Beverages sweetened with high-fructose corn syrup, which contains more fructose than glucose, have been shown in some research to produce higher blood pressure readings in healthy people than those sweetened with sucrose, while both drinks similarly increased heart rates.
In terms of sugar’s effects on blood fats and cholesterol, increased intake may indepen- dently increase triglyceride, total cholesterol, and “bad” LDL cholesterol levels. It may also reduce levels of “good” HDL cholesterol.
What about salt?
Salt, which is mostly made up of the element sodium, isn’t completely off the hook, although research is conflicting.

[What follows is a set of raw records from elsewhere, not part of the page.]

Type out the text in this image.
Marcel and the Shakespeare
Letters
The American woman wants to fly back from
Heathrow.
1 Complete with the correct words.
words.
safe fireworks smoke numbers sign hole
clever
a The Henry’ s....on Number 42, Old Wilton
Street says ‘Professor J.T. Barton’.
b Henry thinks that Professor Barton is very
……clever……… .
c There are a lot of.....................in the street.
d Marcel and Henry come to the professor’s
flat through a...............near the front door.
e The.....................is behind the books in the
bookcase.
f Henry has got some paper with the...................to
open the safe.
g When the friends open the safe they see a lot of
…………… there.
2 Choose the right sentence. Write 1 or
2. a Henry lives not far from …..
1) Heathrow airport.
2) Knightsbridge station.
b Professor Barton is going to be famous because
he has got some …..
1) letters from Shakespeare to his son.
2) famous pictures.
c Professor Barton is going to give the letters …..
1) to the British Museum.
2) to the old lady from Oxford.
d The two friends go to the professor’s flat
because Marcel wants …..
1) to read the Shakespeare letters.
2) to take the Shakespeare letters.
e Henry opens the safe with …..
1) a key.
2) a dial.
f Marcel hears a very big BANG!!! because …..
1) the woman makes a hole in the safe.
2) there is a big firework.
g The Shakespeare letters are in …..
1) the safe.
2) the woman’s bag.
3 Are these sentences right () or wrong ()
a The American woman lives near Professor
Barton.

A study published in March 2015 in the Journal of the American College of Cardiology cites clinical data showing that even in the absence of an actual increase in blood pressure, excess sodium in the diet could harm the body, including blood vessels (for example, increased arterial stiffness), the heart (enlarged heart muscle), the kidneys (reduced renal function), and the brain (adverse sympathetic nervous system reactions).
Eating too much salt can cause your body to hold onto any extra water, increasing the volume of blood in the arteries. Sodium can also cause small arteries to constrict, producing greater resistance to blood flow. The end result: a rise in blood pressure.
However, the authors of the review in Open Heart point out that in some instances, reducing sodium can actually have harmful effects. They cite a cascade of unintended health consequences related to sodium-reducing efforts—namely an increased intake of products containing less sodium but more sugar, which, in turn, may have triggered increases in blood pressure, obesity, diabetes, elevated cholesterol, and overall heart risk.
Citing data gathered from more than 100,000 patients, the authors say the ideal sodium intake lies somewhere between 3 grams (3,000 milligrams) and 6 grams (6,000 milligrams) a day for lower risks of death and heart events. Levels above and below this may have unintended health consequences, such as increased cardiovascular and all- cause mortality in patients with diabetes, and increased hospitalizations and mortality in patients with congestive heart failure, according to the researchers. This range runs contrary to many hypertension guidelines, which call for consuming less than 2.3 grams (2,300 milligrams) of sodium a day.
According to the analysis authors, to make a dent in hypertension rates and other cardiovascular problems, focus these days should shift away from salt and be put on sugar intake, with the caveat that it’s added sugars—not those occurring naturally in fruit or other whole foods—that are likely harmful. Indeed, increasing intake of whole fruits in the diet may actually help lower blood pressure.
While researchers continue to investigate the degree to which salt or sugar is to blame, the overall message remains the same: Eat fewer processed foods, for the sake of your heart.